USES OF SPUTTERING
Sputter Coater in sputtering is widely used in the semiconductor industry to deposit thin films of various materials in integrated circuit processing.
The process of sputtering can also be done to deposit thin antireflection coatings on glass for optical applications. Sputtering is likewise an ideal method to deposit contact metals for thin-film transistors due to the low substrate temperatures used.
Low-emissivity coatings on glass used in double-pane window assemblies are the most familiar products of sputtering. The coating used in sputter coating is a multilayer which contains silver and metal oxides such as zinc oxide, tin oxide, or titanium dioxide. Tool bit coating such as titanium nitride which creates the familiar gold colored hard coat has been developed by a large industry. The production of CDs and DVDs also benefits from sputtering as it is also used as the process to deposit the metal such as aluminium layer during the fabrication of such products.
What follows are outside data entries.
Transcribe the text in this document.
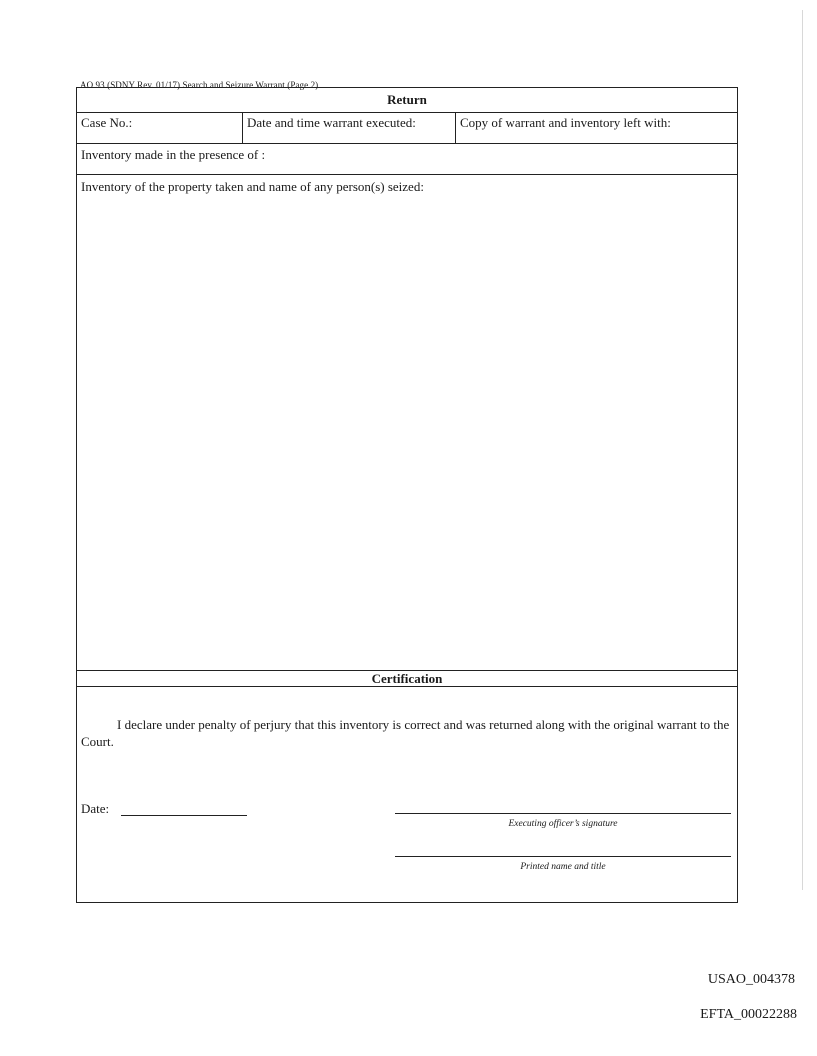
AO 93 (SDNY Rev. 01/17) Search and Seizure Warrant (Page 2)
Return
Case No.:	Date and time warrant executed:	Copy of warrant and inventory left with:
Inventory made in the presence of :
Inventory of the property taken and name of any person(s) seized:
Certification
I declare under penalty of perjury that this inventory is correct and was returned along with the original warrant to the Court.
Date:
Executing officer’s signature
Printed name and title
USAO_004378
EFTA_00022288
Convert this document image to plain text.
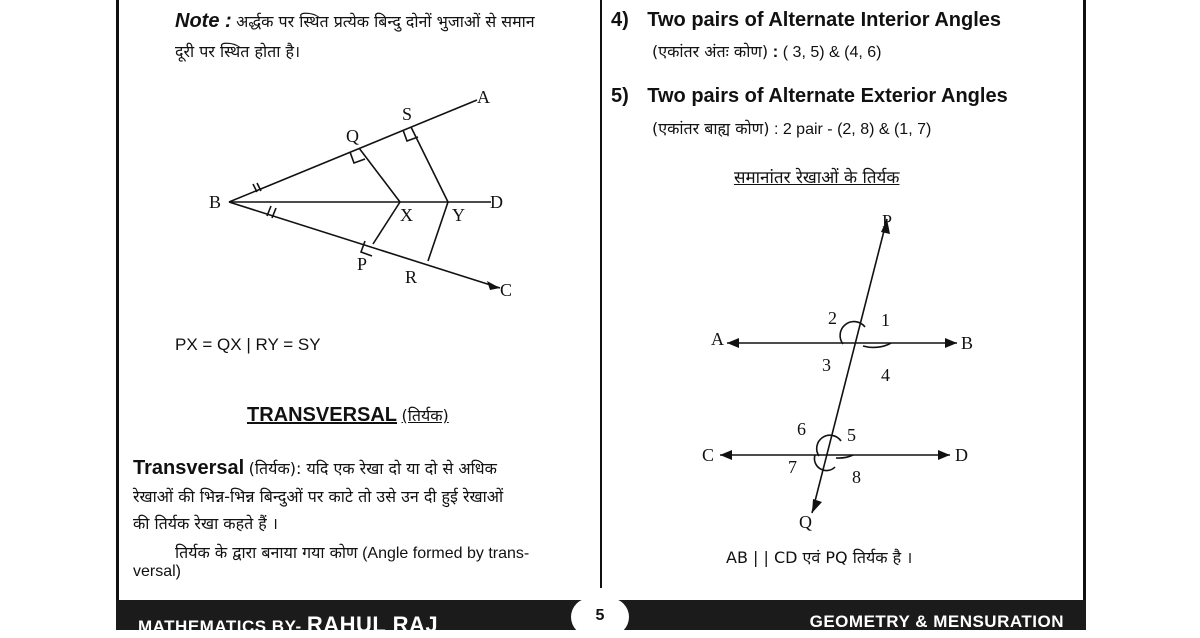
Note : अर्द्धक पर स्थित प्रत्येक बिन्दु दोनों भुजाओं से समान
दूरी पर स्थित होता है।
A
B
C
D
P
Q
R
S
X Y
PX = QX | RY = SY
TRANSVERSAL (तिर्यक)
Transversal (तिर्यक): यदि एक रेखा दो या दो से अधिक
रेखाओं की भिन्न-भिन्न बिन्दुओं पर काटे तो उसे उन दी हुई रेखाओं
की तिर्यक रेखा कहते हैं ।
तिर्यक के द्वारा बनाया गया कोण (Angle formed by trans-
versal)
4) Two pairs of Alternate Interior Angles
(एकांतर अंतः कोण) : ( 3, 5) & (4, 6)
5) Two pairs of Alternate Exterior Angles
(एकांतर बाह्य कोण) : 2 pair - (2, 8) & (1, 7)
समानांतर रेखाओं के तिर्यक
P
Q
A	B
C	D
1
2
3	4
5
6
7	8
AB | | CD एवं PQ तिर्यक है ।
MATHEMATICS BY- RAHUL RAJ	5	GEOMETRY & MENSURATION
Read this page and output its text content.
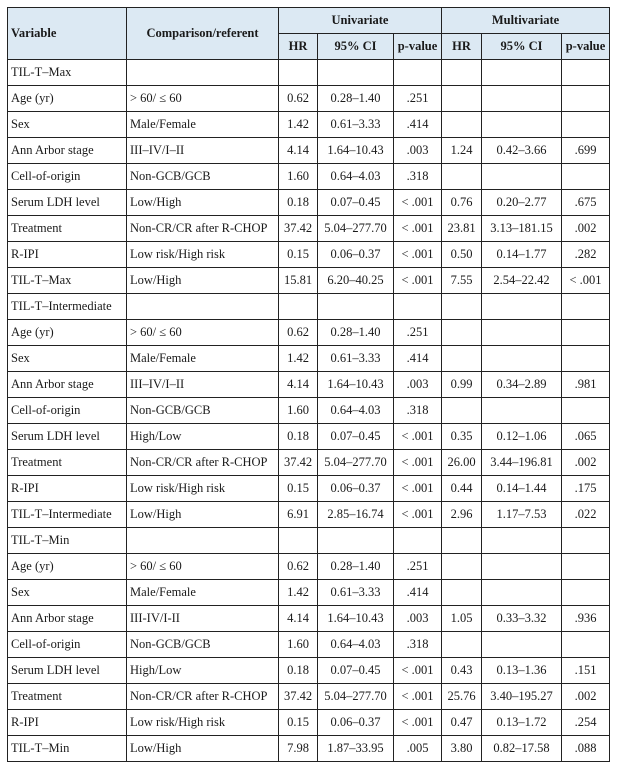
Variable	Comparison/referent	Univariate			Multivariate		
		HR	95% CI	p-value	HR	95% CI	p-value
TIL-T–Max							
Age (yr)	> 60/ ≤ 60	0.62	0.28–1.40	.251			
Sex	Male/Female	1.42	0.61–3.33	.414			
Ann Arbor stage	III–IV/I–II	4.14	1.64–10.43	.003	1.24	0.42–3.66	.699
Cell-of-origin	Non-GCB/GCB	1.60	0.64–4.03	.318			
Serum LDH level	Low/High	0.18	0.07–0.45	< .001	0.76	0.20–2.77	.675
Treatment	Non-CR/CR after R-CHOP	37.42	5.04–277.70	< .001	23.81	3.13–181.15	.002
R-IPI	Low risk/High risk	0.15	0.06–0.37	< .001	0.50	0.14–1.77	.282
TIL-T–Max	Low/High	15.81	6.20–40.25	< .001	7.55	2.54–22.42	< .001
TIL-T–Intermediate							
Age (yr)	> 60/ ≤ 60	0.62	0.28–1.40	.251			
Sex	Male/Female	1.42	0.61–3.33	.414			
Ann Arbor stage	III–IV/I–II	4.14	1.64–10.43	.003	0.99	0.34–2.89	.981
Cell-of-origin	Non-GCB/GCB	1.60	0.64–4.03	.318			
Serum LDH level	High/Low	0.18	0.07–0.45	< .001	0.35	0.12–1.06	.065
Treatment	Non-CR/CR after R-CHOP	37.42	5.04–277.70	< .001	26.00	3.44–196.81	.002
R-IPI	Low risk/High risk	0.15	0.06–0.37	< .001	0.44	0.14–1.44	.175
TIL-T–Intermediate	Low/High	6.91	2.85–16.74	< .001	2.96	1.17–7.53	.022
TIL-T–Min							
Age (yr)	> 60/ ≤ 60	0.62	0.28–1.40	.251			
Sex	Male/Female	1.42	0.61–3.33	.414			
Ann Arbor stage	III-IV/I-II	4.14	1.64–10.43	.003	1.05	0.33–3.32	.936
Cell-of-origin	Non-GCB/GCB	1.60	0.64–4.03	.318			
Serum LDH level	High/Low	0.18	0.07–0.45	< .001	0.43	0.13–1.36	.151
Treatment	Non-CR/CR after R-CHOP	37.42	5.04–277.70	< .001	25.76	3.40–195.27	.002
R-IPI	Low risk/High risk	0.15	0.06–0.37	< .001	0.47	0.13–1.72	.254
TIL-T–Min	Low/High	7.98	1.87–33.95	.005	3.80	0.82–17.58	.088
Sputtered CrOx and other sputtered materials are likewise used in hard disk surfaces. Basically, sputtering is one of the main processes of manufacturing optical waveguides and is another means for manufacturing proficient photovoltaic solar cells.
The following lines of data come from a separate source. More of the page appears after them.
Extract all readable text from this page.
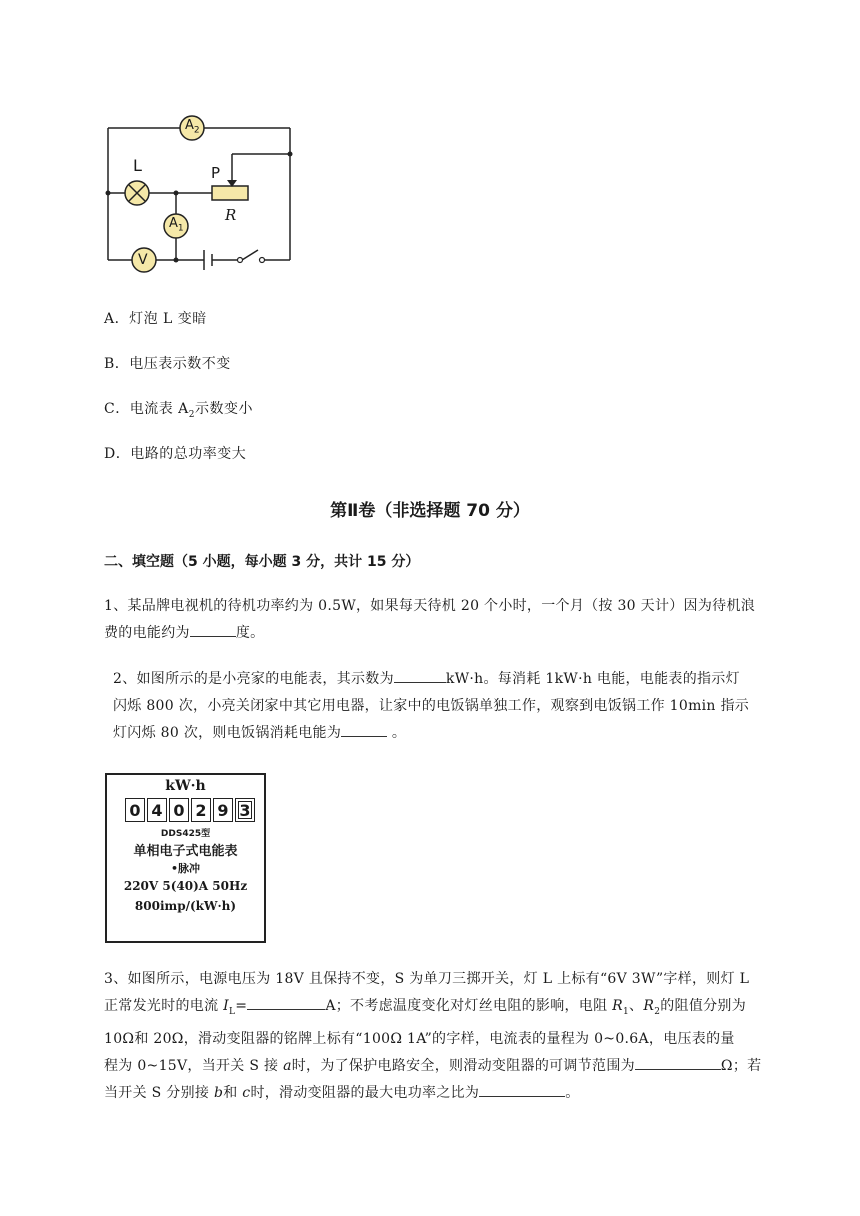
$A_2$
$A_1$
V
L	P
R
A．灯泡 L 变暗
B．电压表示数不变
C．电流表 $A_2$示数变小
D．电路的总功率变大
第Ⅱ卷（非选择题 70 分）
二、填空题（5 小题，每小题 3 分，共计 15 分）
1、某品牌电视机的待机功率约为 0.5W，如果每天待机 20 个小时，一个月（按 30 天计）因为待机浪
费的电能约为	度。
2、如图所示的是小亮家的电能表，其示数为	kW·h。每消耗 1kW·h 电能，电能表的指示灯
闪烁 800 次，小亮关闭家中其它用电器，让家中的电饭锅单独工作，观察到电饭锅工作 10min 指示
灯闪烁 80 次，则电饭锅消耗电能为	。
kW·h
0 4 0 2 9 3
DDS425型
单相电子式电能表
•脉冲
220V 5(40)A 50Hz
800imp/(kW·h)
3、如图所示，电源电压为 18V 且保持不变，S 为单刀三掷开关，灯 L 上标有“6V 3W”字样，则灯 L
正常发光时的电流 $I_L=$	A；不考虑温度变化对灯丝电阻的影响，电阻 $R_1$、$R_2$的阻值分别为
10Ω和 20Ω，滑动变阻器的铭牌上标有“100Ω 1A”的字样，电流表的量程为 0~0.6A，电压表的量
程为 0~15V，当开关 S 接 a时，为了保护电路安全，则滑动变阻器的可调节范围为	Ω；若
当开关 S 分别接 b和 c时，滑动变阻器的最大电功率之比为	。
More importantly, sputter deposition is utilized in the sputter coating of specimens for scanning electron microscopy or SEM. According to Science Lab by Leica Microsystems, sputter deposition in this matter offers a very important advantage such that even materials with very high melting points are easily sputtered while evaporation of these materials in a resistance evaporator or Knudsen cell is problematic or impossible. Sputter deposited films have a composition close to that of the source material.
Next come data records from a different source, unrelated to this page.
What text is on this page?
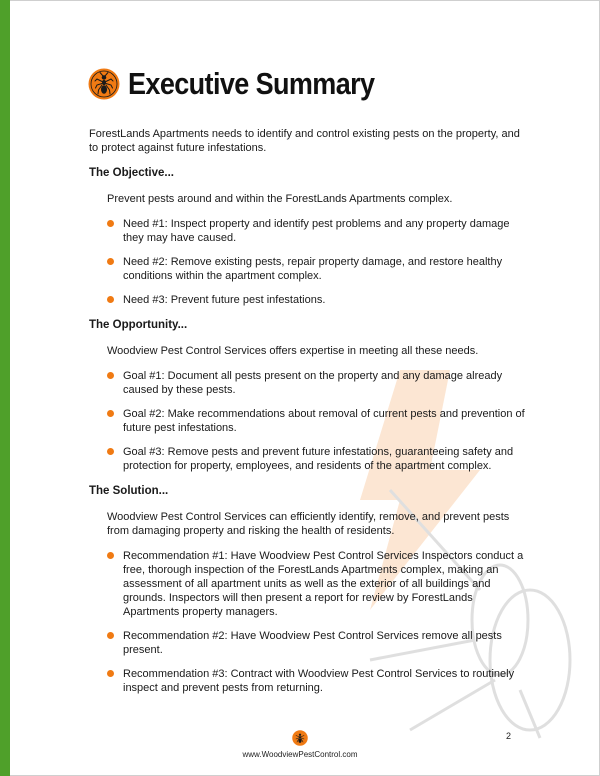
Executive Summary

ForestLands Apartments needs to identify and control existing pests on the property, and to protect against future infestations.

The Objective...

Prevent pests around and within the ForestLands Apartments complex.

Need #1: Inspect property and identify pest problems and any property damage they may have caused.
Need #2: Remove existing pests, repair property damage, and restore healthy conditions within the apartment complex.
Need #3: Prevent future pest infestations.
The Opportunity...

Woodview Pest Control Services offers expertise in meeting all these needs.

Goal #1: Document all pests present on the property and any damage already caused by these pests.
Goal #2: Make recommendations about removal of current pests and prevention of future pest infestations.
Goal #3: Remove pests and prevent future infestations, guaranteeing safety and protection for property, employees, and residents of the apartment complex.
The Solution...

Woodview Pest Control Services can efficiently identify, remove, and prevent pests from damaging property and risking the health of residents.

Recommendation #1: Have Woodview Pest Control Services Inspectors conduct a free, thorough inspection of the ForestLands Apartments complex, making an assessment of all apartment units as well as the exterior of all buildings and grounds. Inspectors will then present a report for review by ForestLands Apartments property managers.
Recommendation #2: Have Woodview Pest Control Services remove all pests present.
Recommendation #3: Contract with Woodview Pest Control Services to routinely inspect and prevent pests from returning.
www.WoodviewPestControl.com
2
The variance is due to different elements dispersing in a different way because of their different mass, by which light elements are deflected more easily by the gas. However, this difference is constant. Sputtered films normally have a better adhesion on the substrate than evaporated films. The technique is highly suited for ultrahigh vacuum applications because a target contains a large amount of material and is maintenance free. There are no hot parts contained in the sputtering sources, as they are typically water cooled to avoid heating, and are attuned with reactive gases such as oxygen.
Basically, sputtering can be performed top-down while evaporation must be performed bottom-up. Hence, it allows for advanced processes such as epitaxial growth.